Let \[x \cdot y \cdot z = 105\] where \[x,y,z \in N\]. Then number of ordered triplets \[(x,y,z)\] satisfying the given equation is
A) \[15\]
B) \[27\]
C) \[6\]
D) \[33\]

Answer 1

Hint: Here we are given to find the number of possible ordered triplets that can be formed such that product of those three values is equal to \[105\]. To do this we will use the method of prime numbers, where we write prime numbers with their powers, needed for the factorization of \[105\]. After finding the factors we find the possible triplets. Then we use those prime numbers to find other factors also and find the total possible triplets.
Formula used: Total numbers of possible ways to organize three things \[a,b,b\] where two things are common is given by \[\dfrac{{3!}}{{2!}}\].
Total numbers of possible ways to organize three things \[a,b,c\] are \[3!\].

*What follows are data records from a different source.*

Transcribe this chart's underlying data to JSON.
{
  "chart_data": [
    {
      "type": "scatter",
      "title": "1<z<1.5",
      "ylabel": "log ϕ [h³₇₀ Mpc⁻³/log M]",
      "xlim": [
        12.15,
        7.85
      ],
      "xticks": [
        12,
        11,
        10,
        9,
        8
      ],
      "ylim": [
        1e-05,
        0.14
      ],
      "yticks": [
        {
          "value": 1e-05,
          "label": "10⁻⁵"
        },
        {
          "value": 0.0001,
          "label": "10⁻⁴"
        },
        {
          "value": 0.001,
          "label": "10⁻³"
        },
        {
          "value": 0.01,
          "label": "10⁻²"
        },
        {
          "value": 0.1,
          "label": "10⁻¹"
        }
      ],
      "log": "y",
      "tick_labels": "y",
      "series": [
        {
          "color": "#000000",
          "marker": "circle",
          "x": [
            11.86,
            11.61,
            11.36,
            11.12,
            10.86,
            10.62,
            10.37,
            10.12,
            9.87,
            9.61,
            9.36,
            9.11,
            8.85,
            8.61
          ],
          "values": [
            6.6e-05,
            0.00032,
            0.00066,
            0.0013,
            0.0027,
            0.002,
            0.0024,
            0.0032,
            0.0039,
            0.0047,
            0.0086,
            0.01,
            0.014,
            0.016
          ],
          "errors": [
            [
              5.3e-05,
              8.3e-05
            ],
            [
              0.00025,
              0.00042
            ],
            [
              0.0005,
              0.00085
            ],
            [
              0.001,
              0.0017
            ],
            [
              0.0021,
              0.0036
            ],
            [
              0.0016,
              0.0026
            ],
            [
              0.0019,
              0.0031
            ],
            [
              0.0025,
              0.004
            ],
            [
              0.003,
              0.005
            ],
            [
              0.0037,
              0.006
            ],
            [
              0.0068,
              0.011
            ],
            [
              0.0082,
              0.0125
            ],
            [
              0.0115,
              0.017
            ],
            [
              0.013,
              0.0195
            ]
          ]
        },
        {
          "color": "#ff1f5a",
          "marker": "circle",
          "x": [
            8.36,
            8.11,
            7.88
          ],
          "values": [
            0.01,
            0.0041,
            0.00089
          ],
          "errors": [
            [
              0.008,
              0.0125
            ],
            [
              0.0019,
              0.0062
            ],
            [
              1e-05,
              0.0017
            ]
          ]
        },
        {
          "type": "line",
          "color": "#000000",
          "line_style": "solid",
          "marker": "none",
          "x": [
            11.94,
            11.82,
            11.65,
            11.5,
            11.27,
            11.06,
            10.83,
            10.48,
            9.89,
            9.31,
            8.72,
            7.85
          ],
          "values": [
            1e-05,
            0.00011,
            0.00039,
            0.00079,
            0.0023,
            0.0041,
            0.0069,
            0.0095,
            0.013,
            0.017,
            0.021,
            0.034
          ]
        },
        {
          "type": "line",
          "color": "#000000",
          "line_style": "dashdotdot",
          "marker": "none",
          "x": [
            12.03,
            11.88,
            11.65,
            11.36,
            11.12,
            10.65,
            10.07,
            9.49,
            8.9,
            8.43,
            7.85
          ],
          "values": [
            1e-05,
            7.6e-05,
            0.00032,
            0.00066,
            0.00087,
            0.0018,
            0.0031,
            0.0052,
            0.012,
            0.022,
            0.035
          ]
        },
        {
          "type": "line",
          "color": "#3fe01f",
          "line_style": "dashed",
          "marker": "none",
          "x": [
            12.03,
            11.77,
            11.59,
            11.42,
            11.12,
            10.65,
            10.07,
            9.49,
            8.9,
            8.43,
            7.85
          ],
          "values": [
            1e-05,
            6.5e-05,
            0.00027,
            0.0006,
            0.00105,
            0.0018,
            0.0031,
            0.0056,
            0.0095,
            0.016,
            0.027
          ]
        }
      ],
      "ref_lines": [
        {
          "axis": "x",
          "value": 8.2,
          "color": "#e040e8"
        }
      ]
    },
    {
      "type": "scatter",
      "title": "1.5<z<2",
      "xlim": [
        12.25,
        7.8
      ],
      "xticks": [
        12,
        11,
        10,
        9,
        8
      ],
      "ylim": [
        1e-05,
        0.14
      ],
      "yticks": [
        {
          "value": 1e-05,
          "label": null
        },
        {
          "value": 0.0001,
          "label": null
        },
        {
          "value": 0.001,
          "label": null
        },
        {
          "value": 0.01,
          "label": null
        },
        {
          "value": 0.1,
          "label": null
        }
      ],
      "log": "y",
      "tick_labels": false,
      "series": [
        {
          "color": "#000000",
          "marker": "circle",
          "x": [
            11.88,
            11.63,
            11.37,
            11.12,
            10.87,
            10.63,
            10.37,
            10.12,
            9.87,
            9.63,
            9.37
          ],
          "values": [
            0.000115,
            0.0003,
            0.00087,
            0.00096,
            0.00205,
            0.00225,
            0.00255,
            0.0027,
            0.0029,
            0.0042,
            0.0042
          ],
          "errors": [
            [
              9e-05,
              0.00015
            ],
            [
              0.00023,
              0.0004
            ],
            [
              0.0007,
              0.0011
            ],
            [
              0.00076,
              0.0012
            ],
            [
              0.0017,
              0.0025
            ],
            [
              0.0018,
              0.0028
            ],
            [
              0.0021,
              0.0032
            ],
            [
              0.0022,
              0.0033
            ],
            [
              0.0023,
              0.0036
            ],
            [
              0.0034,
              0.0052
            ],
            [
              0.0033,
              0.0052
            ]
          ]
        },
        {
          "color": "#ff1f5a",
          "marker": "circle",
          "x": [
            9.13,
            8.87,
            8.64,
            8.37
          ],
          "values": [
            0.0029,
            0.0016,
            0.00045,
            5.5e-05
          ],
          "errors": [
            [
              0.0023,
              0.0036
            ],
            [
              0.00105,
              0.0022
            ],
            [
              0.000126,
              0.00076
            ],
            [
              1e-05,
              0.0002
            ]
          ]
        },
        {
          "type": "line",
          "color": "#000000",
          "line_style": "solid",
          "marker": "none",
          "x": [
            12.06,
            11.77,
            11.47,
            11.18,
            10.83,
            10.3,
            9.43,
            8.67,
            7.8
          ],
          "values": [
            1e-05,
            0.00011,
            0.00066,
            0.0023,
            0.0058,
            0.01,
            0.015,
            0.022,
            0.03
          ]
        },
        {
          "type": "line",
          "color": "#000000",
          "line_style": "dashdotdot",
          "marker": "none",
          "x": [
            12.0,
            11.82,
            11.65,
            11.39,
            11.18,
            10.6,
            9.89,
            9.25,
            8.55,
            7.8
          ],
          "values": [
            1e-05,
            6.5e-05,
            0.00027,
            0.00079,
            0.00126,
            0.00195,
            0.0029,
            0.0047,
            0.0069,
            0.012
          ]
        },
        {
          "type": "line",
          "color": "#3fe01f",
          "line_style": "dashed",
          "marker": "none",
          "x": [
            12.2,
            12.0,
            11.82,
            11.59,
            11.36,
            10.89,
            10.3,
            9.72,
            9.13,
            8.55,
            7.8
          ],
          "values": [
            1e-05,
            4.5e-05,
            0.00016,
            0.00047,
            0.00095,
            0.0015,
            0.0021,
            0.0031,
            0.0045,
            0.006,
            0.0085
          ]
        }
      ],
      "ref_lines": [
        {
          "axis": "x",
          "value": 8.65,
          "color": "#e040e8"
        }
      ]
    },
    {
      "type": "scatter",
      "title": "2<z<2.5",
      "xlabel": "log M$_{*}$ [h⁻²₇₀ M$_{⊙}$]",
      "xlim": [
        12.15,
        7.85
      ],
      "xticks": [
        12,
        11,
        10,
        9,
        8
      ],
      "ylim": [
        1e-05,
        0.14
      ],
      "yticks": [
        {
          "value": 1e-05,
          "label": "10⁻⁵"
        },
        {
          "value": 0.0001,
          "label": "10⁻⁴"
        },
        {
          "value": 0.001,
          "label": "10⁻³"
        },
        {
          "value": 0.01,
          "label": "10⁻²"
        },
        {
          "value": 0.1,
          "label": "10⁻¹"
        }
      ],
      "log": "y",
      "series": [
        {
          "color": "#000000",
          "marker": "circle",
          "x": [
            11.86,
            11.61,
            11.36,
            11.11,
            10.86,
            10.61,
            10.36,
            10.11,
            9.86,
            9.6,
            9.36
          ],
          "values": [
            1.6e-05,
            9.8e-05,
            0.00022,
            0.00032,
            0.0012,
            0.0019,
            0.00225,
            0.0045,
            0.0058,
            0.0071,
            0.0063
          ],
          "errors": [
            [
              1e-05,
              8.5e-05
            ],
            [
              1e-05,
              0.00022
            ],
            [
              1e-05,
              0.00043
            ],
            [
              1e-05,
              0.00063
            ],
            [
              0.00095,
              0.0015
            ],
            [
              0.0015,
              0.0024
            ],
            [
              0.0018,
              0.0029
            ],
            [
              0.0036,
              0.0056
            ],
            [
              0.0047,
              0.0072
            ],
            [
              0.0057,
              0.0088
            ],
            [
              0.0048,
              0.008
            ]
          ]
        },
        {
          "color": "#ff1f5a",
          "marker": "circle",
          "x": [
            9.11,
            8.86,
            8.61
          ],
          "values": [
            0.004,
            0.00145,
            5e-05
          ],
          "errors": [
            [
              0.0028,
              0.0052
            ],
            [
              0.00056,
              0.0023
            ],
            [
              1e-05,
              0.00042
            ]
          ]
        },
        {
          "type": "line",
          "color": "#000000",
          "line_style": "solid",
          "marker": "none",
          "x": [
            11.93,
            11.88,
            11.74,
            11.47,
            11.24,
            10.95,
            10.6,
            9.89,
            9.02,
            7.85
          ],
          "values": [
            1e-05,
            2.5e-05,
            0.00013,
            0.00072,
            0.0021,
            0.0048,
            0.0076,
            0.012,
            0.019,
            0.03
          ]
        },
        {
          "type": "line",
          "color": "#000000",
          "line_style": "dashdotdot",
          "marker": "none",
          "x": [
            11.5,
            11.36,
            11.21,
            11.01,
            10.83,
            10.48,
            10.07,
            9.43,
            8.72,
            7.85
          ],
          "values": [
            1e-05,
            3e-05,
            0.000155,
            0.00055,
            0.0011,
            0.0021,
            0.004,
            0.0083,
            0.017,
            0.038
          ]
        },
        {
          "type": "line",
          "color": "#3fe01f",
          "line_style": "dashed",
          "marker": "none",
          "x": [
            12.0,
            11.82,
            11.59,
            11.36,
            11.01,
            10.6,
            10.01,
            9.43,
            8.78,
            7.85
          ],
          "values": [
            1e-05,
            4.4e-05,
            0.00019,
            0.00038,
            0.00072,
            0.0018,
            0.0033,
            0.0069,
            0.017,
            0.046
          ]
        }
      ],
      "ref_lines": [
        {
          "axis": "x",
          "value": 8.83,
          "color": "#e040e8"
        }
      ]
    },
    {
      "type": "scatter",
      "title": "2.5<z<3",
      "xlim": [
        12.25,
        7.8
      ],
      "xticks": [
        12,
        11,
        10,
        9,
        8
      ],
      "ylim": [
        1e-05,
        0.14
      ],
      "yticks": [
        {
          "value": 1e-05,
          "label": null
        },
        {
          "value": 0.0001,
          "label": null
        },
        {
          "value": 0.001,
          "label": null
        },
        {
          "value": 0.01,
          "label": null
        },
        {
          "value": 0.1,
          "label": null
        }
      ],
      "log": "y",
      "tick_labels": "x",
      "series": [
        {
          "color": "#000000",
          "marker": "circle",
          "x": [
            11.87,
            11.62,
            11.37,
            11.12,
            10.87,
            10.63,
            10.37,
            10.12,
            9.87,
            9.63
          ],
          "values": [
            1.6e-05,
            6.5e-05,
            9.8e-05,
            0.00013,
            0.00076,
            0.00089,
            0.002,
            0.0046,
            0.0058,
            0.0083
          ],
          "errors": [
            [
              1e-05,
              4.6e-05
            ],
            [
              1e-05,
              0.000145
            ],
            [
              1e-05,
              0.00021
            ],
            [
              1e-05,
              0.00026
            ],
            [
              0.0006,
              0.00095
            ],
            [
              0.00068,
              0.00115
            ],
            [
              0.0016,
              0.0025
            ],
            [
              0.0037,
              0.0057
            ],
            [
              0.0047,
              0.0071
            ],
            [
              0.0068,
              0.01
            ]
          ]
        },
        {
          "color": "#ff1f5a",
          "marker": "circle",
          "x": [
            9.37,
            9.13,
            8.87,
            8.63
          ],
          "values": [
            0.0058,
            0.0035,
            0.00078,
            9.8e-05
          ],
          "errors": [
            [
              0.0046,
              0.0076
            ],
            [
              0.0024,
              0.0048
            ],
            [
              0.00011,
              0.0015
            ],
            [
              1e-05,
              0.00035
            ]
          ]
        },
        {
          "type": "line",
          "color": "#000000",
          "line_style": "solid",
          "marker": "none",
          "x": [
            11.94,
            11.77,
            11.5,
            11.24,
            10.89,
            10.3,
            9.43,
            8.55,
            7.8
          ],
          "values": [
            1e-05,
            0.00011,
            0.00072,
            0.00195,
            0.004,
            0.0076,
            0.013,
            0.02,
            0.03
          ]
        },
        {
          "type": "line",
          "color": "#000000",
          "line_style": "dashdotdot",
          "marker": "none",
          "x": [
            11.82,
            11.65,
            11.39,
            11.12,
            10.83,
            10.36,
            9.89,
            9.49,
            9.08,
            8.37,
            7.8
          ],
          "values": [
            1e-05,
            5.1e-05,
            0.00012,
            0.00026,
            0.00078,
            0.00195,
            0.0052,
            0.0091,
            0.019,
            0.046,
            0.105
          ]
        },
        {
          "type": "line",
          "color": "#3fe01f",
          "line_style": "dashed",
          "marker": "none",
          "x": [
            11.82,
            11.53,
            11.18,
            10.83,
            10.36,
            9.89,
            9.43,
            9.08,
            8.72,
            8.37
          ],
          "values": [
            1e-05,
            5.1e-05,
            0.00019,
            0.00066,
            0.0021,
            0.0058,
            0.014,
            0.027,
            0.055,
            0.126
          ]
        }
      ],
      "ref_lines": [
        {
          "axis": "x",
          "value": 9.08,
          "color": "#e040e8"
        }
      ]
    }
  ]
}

Complete step-by-step solution:
Here we have to factorize \[105\] using prime numbers. We can see that we can write \[105\] as,
\[105 = {3^1}{5^1}{7^1}\]
Hence we get the factors as \[3,5,7\]. Now we have to find the possible triplets that can be formed by these numbers. We see that,
\[3\] can be written at any place be it \[x,y\,or\,z\]. Same way numbers \[5and7\] can also be written.
Hence, total possible triplets \[ = 3!\].
Same,
For \[105 = 35 \times 3 \times 1\], we get possible triplets as \[3! = 6\]
For \[105 = 21 \times 5 \times 1\], we get possible triplets as \[3! = 6\]
For \[105 = 7 \times 15 \times 1\], we get possible triplets as \[3! = 6\]
For \[105 = 105 \times 1 \times 1\], as two factors are same, we get possible triplets as \[\dfrac{{3!}}{{2!}} = 3\]
Hence we get possible triplets as, \[6 + 6 + 6 + 6 + 3 = 27\]
So answer is B).

Note: Whenever we have to find the number of factors of any big number, we should always try to find them through the prime number method and then find other factors after multiplying them with one another as we have done here.